One of the odder suggestions which I heard at CEIC 2010 in Las Vegas was that “early case assessment” was yesterday’s idea and that it was time to move on to the next one. On reflection, I decided that the speaker was talking marketing rather than common sense. He did not mean that we should stop making early assessments of cases, nor that we should consign to history the many excellent applications which have been given that label. He was just looking for a new catchy phrase.

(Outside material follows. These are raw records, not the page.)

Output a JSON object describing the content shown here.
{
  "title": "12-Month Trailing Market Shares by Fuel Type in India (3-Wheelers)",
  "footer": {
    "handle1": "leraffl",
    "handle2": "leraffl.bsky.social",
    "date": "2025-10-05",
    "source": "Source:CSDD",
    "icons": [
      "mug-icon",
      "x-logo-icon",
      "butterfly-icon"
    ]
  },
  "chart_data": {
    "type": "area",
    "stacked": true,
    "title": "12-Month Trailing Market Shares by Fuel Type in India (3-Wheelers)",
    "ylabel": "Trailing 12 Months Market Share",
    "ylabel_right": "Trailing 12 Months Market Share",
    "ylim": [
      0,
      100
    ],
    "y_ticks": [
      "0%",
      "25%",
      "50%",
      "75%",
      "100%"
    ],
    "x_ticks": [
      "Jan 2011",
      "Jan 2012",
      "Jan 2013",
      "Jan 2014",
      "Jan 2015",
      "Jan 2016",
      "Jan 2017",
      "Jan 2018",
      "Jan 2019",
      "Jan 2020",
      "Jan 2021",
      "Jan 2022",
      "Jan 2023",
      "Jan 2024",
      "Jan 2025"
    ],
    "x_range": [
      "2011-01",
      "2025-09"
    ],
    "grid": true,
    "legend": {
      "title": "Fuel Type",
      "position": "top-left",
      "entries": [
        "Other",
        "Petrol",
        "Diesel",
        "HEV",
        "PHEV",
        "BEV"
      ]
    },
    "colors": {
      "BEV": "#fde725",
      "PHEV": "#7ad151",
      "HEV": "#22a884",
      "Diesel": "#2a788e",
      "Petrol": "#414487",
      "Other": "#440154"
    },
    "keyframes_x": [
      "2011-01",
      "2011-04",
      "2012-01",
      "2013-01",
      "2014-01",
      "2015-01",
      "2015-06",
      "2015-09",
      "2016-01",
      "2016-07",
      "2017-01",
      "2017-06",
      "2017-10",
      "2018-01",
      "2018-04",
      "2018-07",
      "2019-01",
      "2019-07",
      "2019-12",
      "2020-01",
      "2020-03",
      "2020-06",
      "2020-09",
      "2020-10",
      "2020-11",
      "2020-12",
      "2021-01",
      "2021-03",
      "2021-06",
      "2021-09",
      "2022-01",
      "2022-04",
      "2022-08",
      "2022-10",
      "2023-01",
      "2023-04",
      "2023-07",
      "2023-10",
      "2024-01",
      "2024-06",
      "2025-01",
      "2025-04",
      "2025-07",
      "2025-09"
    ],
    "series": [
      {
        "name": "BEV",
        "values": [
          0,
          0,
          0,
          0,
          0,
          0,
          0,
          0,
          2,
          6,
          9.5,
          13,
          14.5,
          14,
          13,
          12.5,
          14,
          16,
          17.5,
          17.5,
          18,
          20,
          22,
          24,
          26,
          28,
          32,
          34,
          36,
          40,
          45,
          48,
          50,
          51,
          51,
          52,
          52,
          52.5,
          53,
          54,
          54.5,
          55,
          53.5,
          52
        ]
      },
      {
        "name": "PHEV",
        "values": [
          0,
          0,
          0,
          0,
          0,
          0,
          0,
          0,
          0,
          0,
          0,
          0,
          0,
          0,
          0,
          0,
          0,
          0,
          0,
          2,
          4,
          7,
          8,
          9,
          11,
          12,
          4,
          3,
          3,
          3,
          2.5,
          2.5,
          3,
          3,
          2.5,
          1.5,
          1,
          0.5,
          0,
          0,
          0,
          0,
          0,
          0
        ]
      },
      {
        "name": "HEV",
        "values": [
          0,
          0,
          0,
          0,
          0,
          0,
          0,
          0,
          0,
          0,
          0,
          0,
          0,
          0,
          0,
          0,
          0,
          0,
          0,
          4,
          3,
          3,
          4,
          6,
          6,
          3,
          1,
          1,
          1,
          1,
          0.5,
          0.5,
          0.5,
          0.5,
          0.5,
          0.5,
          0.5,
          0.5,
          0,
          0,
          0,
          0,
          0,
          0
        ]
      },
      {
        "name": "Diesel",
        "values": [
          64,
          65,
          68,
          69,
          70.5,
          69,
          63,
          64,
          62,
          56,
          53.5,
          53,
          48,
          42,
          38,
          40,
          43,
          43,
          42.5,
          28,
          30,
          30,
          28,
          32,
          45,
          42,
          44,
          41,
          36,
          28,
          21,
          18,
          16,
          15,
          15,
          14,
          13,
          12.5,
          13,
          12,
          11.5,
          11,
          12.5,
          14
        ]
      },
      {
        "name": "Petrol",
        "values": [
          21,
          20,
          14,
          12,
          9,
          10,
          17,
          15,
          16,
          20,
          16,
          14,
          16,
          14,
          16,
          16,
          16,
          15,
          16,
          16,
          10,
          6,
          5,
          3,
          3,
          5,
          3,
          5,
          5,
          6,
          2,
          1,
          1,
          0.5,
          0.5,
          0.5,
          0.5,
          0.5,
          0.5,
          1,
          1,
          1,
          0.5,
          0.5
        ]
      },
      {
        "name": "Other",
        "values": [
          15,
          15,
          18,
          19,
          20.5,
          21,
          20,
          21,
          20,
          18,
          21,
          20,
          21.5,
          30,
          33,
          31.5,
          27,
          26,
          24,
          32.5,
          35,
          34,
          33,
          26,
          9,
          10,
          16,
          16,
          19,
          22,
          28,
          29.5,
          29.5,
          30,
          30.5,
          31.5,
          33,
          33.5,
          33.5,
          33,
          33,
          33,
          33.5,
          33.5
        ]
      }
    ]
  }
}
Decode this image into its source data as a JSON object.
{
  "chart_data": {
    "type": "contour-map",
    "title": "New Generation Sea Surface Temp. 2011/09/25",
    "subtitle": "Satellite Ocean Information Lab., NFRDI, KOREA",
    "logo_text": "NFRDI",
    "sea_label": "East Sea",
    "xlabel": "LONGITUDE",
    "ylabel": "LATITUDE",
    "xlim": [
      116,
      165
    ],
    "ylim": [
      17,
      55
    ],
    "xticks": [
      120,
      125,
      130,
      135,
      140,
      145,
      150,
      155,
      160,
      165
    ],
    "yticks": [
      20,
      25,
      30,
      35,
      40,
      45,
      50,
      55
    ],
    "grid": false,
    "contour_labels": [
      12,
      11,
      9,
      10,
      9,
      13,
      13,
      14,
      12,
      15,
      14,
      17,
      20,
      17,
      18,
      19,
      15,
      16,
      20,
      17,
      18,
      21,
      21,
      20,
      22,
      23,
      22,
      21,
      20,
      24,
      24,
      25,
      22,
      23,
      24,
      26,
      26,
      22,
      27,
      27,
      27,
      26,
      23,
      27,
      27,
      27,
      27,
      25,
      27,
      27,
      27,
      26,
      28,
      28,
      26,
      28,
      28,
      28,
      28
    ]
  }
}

Part of the problem, I think, is that its appropriation as a marketing label has buried the fact that early case assessment is a process not a tool. Those big shiny capital letters do not help, and I prefer to talk of “early assessment of a case” – less snappy, perhaps, but a better description of what we are trying to do here. The software applications (and there are, as I say, some very good ones) are an adjunct, and a necessary one, to an approach to the case which depends first on the sophisticated technology which lies between your ears.
The subject comes up because, within days of my being told that ECA was dead, George Socha and Tom Gelbmann have written an article for Law Technology News called Don’t Box ECA which sets out the components of a prudent assessment of a case to be made before e-disclosure / ediscovery begins. It is, if you like, an industry-specific variant on the old expression “time spent in reconnaissance is seldom wasted”.
Time spent summarising the article, on the other hand, would be time wasted, and I simply point you to it. My thanks to Rob Robinson of Applied Discovery who, as usual, had tweeted a pointer to it before the metaphorical ink was dry.